Still, the day they left was hard for them. "It was a very difficult day. Just wanted to hold him, told him we loved him, and that we'd be home soon, even though he didn't understand that," Jeff said.

Chat couldn't put it into words: "I don't think a mother could ever describe that feeling, leaving your son."

The genesis of the idea came from previous deployments, when Chat would came back from the war zone and Jeff had to leave a few weeks later.

"She deployed to Iraq in 2004 and then as soon as she came back I deployed to Iraq in 2005 shortly after. It was about two weeks that we got to hang out together. It was very hard, because you try to catch up in those two weeks."

So when new orders came, they decided they wanted more time together as a couple, and that that meant leaving their 2-year-old in the States.

But that difficult decision was made much easier by Jeff's parents.

"They asked us if we would be willing to keep Seth and of course that was a no-brainer, we said yes," said Jamie Rice, Seth's grandfather.

"I'm just thankful that we've been able to be there, and spend time with him and see him a lot more than what we would have before," Pam Rice, Jeff's mother, said. "It's just been a blessing."

Seth and his parents live in Southern California, and most of his relatives on his father's side live in Ohio. So for the last seven months he's gotten to know that side of his family.

But perhaps the true saving grace for Jeff and Chat is a software application that wasn't even around when the war started in Afghanistan, the video chatting program Skype. The first time Jeff deployed to war, he wrote home only a few times.

Now, with high-speed internet connections, he and Chat can call home and see Seth and he can see them.

But since he's just 2, Seth is not the ideal video chatter yet.

Instead of talking to his parents on the computer, he'll play with balloons or his basketball. He even puts the basketball in front of the computer screen with his mother and father on it and ask them to shoot.

Jeff said these video chats are important to helping them cope.

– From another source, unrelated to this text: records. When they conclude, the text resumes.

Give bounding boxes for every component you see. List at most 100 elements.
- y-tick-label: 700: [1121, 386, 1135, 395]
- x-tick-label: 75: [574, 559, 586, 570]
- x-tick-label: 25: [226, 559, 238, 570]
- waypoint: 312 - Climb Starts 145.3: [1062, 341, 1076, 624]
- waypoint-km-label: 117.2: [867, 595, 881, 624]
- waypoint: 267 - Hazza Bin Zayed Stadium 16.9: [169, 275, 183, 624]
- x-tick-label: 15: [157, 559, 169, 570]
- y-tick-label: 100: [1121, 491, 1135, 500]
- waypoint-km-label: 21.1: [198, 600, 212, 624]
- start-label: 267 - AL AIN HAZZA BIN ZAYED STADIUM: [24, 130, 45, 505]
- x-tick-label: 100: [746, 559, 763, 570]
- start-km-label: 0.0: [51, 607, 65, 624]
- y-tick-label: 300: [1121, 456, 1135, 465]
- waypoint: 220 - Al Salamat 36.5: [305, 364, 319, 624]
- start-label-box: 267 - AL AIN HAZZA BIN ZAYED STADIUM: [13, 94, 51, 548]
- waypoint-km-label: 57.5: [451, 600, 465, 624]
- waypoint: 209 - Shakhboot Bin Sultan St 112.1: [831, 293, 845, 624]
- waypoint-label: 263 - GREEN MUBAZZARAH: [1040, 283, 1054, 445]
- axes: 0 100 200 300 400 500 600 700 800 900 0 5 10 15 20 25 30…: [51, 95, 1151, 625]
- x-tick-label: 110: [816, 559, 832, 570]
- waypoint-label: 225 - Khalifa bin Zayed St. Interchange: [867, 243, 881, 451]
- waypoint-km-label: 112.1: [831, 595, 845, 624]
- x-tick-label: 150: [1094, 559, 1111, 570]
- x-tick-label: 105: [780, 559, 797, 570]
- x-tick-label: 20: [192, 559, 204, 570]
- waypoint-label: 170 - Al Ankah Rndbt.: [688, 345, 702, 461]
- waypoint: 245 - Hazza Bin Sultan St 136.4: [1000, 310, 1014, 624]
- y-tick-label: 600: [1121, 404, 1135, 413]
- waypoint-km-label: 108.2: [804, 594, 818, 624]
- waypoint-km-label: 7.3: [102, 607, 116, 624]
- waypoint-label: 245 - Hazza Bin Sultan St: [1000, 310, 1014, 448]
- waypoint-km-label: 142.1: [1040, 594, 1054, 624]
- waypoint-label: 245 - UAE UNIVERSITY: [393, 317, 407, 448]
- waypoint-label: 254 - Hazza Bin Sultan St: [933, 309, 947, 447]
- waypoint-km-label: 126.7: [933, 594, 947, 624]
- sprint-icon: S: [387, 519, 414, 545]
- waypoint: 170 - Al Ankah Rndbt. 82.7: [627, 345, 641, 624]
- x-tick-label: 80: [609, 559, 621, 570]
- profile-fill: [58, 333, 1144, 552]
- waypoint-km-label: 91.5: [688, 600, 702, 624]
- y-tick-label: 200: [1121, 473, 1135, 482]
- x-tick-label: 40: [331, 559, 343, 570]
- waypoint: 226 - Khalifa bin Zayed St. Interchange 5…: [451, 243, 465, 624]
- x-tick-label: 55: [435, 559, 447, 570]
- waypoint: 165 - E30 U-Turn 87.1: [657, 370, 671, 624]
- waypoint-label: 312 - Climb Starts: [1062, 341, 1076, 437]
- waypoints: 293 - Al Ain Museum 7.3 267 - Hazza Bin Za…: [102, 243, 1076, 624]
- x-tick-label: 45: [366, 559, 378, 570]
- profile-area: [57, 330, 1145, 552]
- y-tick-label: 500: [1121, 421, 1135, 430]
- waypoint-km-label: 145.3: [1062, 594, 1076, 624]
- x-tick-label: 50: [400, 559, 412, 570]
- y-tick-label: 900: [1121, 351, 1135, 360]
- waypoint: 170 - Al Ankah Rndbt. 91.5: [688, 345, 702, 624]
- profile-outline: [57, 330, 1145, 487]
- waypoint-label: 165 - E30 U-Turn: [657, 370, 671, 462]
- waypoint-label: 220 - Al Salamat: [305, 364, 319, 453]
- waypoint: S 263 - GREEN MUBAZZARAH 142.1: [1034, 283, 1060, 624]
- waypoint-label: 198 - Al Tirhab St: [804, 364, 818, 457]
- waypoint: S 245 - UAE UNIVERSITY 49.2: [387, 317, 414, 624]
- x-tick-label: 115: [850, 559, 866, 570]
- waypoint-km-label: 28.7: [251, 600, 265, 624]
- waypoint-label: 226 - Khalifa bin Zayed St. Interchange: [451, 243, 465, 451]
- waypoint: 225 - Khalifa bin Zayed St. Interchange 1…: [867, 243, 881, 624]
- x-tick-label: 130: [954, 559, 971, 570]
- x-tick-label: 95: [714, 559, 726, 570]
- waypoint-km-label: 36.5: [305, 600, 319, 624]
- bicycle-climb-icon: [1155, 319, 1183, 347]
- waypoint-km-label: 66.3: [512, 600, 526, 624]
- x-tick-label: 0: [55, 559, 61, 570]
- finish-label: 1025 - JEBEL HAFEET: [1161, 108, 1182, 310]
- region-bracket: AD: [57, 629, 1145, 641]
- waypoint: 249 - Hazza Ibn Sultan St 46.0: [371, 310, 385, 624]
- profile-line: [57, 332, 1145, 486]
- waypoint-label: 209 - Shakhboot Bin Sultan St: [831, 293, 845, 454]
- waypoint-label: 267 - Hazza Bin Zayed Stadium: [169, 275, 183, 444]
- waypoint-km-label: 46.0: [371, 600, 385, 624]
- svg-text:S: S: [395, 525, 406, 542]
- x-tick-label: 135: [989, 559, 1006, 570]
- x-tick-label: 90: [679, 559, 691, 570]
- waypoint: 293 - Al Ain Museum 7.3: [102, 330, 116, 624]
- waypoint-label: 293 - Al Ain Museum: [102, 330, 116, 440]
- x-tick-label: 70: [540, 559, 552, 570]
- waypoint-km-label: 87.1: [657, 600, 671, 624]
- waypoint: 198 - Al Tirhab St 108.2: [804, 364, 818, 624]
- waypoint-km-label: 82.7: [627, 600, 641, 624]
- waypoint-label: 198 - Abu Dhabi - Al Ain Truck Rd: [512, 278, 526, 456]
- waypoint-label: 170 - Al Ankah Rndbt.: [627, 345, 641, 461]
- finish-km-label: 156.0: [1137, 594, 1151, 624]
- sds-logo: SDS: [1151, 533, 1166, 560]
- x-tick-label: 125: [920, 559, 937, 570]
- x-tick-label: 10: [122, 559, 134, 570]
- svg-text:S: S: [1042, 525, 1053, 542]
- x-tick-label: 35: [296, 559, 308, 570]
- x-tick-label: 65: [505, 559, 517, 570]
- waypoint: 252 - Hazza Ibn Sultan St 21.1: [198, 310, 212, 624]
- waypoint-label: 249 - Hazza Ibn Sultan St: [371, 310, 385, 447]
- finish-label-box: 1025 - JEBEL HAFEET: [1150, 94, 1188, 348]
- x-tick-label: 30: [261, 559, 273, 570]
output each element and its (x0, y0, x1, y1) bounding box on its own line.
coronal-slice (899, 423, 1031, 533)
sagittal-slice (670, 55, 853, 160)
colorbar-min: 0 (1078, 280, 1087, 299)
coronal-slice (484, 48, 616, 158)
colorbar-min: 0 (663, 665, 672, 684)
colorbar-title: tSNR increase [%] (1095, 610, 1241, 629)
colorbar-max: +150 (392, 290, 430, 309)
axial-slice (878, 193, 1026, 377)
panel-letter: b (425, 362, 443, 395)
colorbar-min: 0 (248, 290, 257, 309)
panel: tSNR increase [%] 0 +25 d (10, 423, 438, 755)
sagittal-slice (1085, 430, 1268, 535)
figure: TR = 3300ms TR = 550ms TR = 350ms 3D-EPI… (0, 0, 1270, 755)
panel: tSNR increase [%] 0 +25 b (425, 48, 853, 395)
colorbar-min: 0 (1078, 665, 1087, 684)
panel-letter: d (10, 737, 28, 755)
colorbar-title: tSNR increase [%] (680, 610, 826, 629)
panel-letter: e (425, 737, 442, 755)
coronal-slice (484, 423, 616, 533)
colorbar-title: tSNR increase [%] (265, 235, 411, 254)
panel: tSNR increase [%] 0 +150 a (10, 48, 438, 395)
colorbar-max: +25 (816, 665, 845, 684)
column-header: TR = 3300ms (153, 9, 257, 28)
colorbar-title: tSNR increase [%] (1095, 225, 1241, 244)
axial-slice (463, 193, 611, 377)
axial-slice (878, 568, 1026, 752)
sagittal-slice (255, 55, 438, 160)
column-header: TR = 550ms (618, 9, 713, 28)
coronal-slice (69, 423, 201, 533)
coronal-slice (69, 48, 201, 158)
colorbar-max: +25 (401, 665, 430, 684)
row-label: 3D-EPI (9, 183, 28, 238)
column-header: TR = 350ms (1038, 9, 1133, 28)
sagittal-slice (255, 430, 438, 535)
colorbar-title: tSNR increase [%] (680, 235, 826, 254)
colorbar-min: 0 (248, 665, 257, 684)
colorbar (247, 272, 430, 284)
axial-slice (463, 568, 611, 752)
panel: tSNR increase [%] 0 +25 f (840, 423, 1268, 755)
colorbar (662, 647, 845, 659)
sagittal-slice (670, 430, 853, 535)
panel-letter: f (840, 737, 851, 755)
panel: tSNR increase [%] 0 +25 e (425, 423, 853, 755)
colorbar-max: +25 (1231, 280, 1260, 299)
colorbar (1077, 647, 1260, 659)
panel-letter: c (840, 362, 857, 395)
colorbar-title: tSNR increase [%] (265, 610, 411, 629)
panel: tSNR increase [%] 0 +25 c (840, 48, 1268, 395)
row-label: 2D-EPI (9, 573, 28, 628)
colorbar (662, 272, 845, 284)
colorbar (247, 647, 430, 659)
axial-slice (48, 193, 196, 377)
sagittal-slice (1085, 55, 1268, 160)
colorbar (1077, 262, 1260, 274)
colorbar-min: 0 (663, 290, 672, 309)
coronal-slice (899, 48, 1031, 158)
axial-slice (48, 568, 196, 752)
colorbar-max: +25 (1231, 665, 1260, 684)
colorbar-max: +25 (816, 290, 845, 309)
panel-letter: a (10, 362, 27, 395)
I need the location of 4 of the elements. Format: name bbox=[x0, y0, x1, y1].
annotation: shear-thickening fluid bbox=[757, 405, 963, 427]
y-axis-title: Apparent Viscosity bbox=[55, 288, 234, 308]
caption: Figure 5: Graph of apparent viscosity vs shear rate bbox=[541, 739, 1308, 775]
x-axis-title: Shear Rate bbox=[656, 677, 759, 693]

"It's huge, because no matter how rough your day goes, we get to see our little son ... takes all the worries and everything away," Jeff said. "It really boosts your morale ... being able to see him grow day by day, and hearing the new words he learned to say and showing you everything he learned."

Having the ability to communicate so easily with the home front can be a double-edged sword for deployed troops, said Kelly Hruska of the National Military Family Association.

Hruska cites her own experience, as the wife of a soldier who deployed to Iraq but was frustrated when their daughter refused to Skype with him, avoiding the sessions.

"'Why doesn't she want to talk with me?'" Kelly recalls her husband asking.

"It was after a few months that we finally realized that her way of coping with the deployment was out-of-sight, out-of-mind. And that by talking to him on the phone, by Skyping with him -- it was just a reminder that he wasn't there and it was hard on her."

Technology also means troops can't immerse themselves in war, like they used to. For some, it means dealing with problems at home that previously would be out of sight, out of mind.

Jeff and Chat are expected to return to Southern California on Thursday, and that's when this difficult choice pays off. Instead of just a couple of weeks together, the Rice family will have months and months without much concern that either parent or both will have to head off to war again.

Perhaps the only regrets on that day will be from Seth's grandparents. "We're already dreading letting him go back because we're gonna miss him, so I can't imagine how his parents feel," Jamie said. "It would just be devastating, I think."

Chris Lawrence contributed to this report.